The Mother Court: Tales of Cases That Mattered in America's Greatest Trial Court is a non-fiction book by Zirin that was published by the American Bar Association in 2014. The book contains a series of anecdotes about trials, courts, and judges within the United States District Court for the Southern District of New York. The nickname for this court system is "The Mother Court". The stories and anecdotes are focused on landmark decisions that helped to shape America's laws. It was followed two years later by Zirin's second book, Supremely Partisan.

The book received mixed reviews. Mandy Twaddell with The Providence Journal stated, "[this book] bolsters confidence in our court system." David J. Dickson in The Journal: of the Law Society of Scotland called it a "...readable and revealing book..."

===Supremely Partisan===

Supremely Partisan: How Raw Politics Tips the Scales in the United States Supreme Court is a non-fiction book by Zirin published by Rowman & Littlefield on September 15, 2016. The book was published two years after The Mother Court. In the book, Zirin argues that the Supreme Court has become dangerously partisan. According to Supreme Court correspondent Dahlia Lithwick, Zirin argues persuasively that "the [2016] court is as dangerously partisan as it can be, asserting that it is 'a court of law in many cases, and a political court in many others, with 5–4 decisions laced with ideology, a partisan divide, and diminished public confidence in the court’s legitimacy as the final interpreter of the law of the land'."

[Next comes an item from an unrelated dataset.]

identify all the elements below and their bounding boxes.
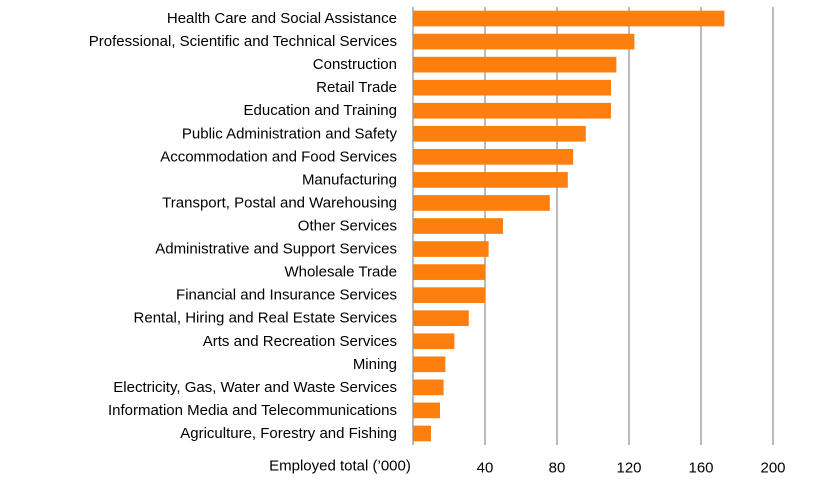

Liane Jackson from the ABA Journal wrote, "Zirin’s book is particularly timely and thought-provoking, whether or not you agree with his premise." Spectator political columnist Michael Beloff opines, "...[Zirin] uses skills developed both from behind the bar and in front of the camera to mount the charge that the US Supreme Court is a political court."

===Plaintiff in Chief===

Published in September 2019, Zirin's third book Plaintiff in Chief: A Portrait of Donald Trump in 3,500 Lawsuits focuses on lawsuits involving Donald Trump and his real estate development projects, allegations of sexual misconduct, and the Mueller Special Counsel investigation, among others. The study is based on three years of research and spans 45 years of Trump's career and personal life. Specific cases include one brought by the U.S. government for housing discrimination in 1973, another involving unpaid undocumented workers, a class action related to Trump University, and a defamation suit filed by Trump against an employee of The New York Times. Zirin also describes Roy Cohn's influence on Trump, including the former U.S. president's understanding and application of the law. Lee Rawles of ABA Journal included the book in a list of the top 10 stories of 2020.